How about us?  What has us shackled?  It may be sins that are known to us, like addiction or infidelity or out-of-control anger or bigotry.  But, like the young man, we may be shackled by things that seem innocent, that aren’t explicitly prohibited – after all, nowhere in the Ten Commandments does it say, “Thou shalt not be wealthy” – but that keep us from responding to the invitation of Jesus “Come, follow me.”  It may be wealth, or power, or comfort.  It may be ideas of respectability that keep us from hanging out with the so-called disreputable people who need to hear the good news of Jesus, or that keep us from confronting the evils of Empire – militarism, oligarchism, economic elitism, which might bring disapproval or even arrest and imprisonment upon us.  It may be assumptions – about our place in the world, about our community’s and our country’s place in the world, about what’s rightfully ours – that keep us blinded to complacent, self-righteous attitudes and beliefs and actions that desperately need to change.  

Yesterday Mark and Barbara and I were at a training session in community organizing held by POWER – Philadelphians Organized to Witness, Empower and Rebuild – which our church recently joined.  At the beginning of the session, we were asked to write down the answers to two questions:  “What’s holding us back?” and “What would we do if there was nothing holding us back?” My answers to the first question, aside from physical nuisance stuff like advancing age and retreating stamina, an expanding waistline and diminishing vision and hearing, involved my litany of fears: fear of confrontation, fear of disapproval, abject terror about dealing with conflict, on a more personal level, fear of being truly known for who I am and for how I experience myself, and rejected for it.  Despite my jokes and my bluster, I live with fear – lots of it - and battle against fear every day, 24/7/365.  In my battles with my fears, I win some, and I lose some…though having fought many battles, my batting average has improved over the years.  And my answer to the second question – what would I do if those were removed – involved my dreams of an Emanuel Church.  And my dreams were not about an Emanuel Church with more money or more space…though some chair lifts for the stairs and wash basis for the rest rooms would make me so happy!
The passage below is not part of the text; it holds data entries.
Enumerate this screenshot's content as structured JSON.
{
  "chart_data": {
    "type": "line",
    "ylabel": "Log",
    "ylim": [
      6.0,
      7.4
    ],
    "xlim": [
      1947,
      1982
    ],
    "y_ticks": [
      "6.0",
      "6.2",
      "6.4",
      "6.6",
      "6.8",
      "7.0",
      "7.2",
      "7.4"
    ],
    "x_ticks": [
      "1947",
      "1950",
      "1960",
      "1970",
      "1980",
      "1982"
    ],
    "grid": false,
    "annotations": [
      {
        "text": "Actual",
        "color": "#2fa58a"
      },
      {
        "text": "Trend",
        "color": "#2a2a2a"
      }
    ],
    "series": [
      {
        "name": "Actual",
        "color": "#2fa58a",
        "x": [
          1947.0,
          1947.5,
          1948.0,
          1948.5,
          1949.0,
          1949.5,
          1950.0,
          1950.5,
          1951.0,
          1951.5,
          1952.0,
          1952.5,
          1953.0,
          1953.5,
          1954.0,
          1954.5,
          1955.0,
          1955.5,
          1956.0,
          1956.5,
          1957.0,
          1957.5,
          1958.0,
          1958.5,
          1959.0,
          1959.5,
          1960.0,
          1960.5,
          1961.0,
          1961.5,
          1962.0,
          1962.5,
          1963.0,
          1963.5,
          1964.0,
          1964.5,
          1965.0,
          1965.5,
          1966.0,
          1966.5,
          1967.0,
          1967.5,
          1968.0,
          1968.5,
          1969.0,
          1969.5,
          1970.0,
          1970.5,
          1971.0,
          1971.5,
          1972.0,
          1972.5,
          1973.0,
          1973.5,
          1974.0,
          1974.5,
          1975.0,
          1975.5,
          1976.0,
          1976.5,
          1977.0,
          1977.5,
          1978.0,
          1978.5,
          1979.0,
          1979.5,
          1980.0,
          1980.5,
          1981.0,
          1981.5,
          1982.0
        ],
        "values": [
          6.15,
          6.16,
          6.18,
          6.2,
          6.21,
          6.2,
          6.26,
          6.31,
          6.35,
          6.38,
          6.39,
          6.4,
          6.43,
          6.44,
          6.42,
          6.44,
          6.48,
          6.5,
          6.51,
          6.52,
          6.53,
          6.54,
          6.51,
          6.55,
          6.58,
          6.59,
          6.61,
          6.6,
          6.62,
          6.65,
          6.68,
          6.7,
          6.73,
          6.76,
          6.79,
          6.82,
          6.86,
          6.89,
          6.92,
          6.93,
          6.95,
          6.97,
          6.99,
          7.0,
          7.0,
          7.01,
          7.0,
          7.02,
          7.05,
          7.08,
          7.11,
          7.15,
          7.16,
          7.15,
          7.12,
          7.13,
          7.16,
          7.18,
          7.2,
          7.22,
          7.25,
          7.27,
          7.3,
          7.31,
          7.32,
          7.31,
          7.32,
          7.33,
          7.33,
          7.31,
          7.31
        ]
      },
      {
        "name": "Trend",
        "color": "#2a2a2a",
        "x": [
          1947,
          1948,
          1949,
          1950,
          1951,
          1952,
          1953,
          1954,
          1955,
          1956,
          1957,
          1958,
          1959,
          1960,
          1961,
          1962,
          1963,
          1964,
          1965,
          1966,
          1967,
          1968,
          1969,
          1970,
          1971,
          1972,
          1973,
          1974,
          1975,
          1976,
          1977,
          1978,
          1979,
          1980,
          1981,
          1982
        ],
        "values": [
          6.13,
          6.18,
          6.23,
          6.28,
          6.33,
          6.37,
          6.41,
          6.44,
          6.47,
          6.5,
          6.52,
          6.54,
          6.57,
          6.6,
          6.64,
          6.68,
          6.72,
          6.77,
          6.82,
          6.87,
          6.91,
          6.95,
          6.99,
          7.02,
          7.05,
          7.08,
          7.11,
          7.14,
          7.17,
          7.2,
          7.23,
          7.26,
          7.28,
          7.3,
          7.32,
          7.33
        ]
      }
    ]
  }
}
Rather, I dreamed about an Emanuel Church that’s even more welcoming than we already are, even more diverse, a church with many many more children, and more teachers and leaders to guide them, an Emanuel church that does more to look in on our shut-ins and elderly members, and let them know how much they’re loved and appreciated, a church even more engaged in proclaiming the good news of Jesus Christ and in helping one another and the wider community than we are, a place where all are not only welcome but are loved and affirmed and celebrated, and feel affirmed and celebrated enough to give back to others by being active in some kind of ministry helping others; ultimately, a church even more faithful to the Gospel of Jesus Christ than we already are, a church that has good news and is good news – all qualities we already have, but kicked up several notches. Really, in the language of my sermon title, the questions were “What has us shackled?...Where are we stuck?”, and “what would we do if the shackles were removed?

“Good teacher, what must I do to inherit eternal life?”  What’s holding you back, holding me back?  What could you do, what could I do, what could we do together if nothing held us back? May God grant us the grace to ask for our shackles to be removed, and the vision to see God’s dreams for our unshackled lives.  Amen.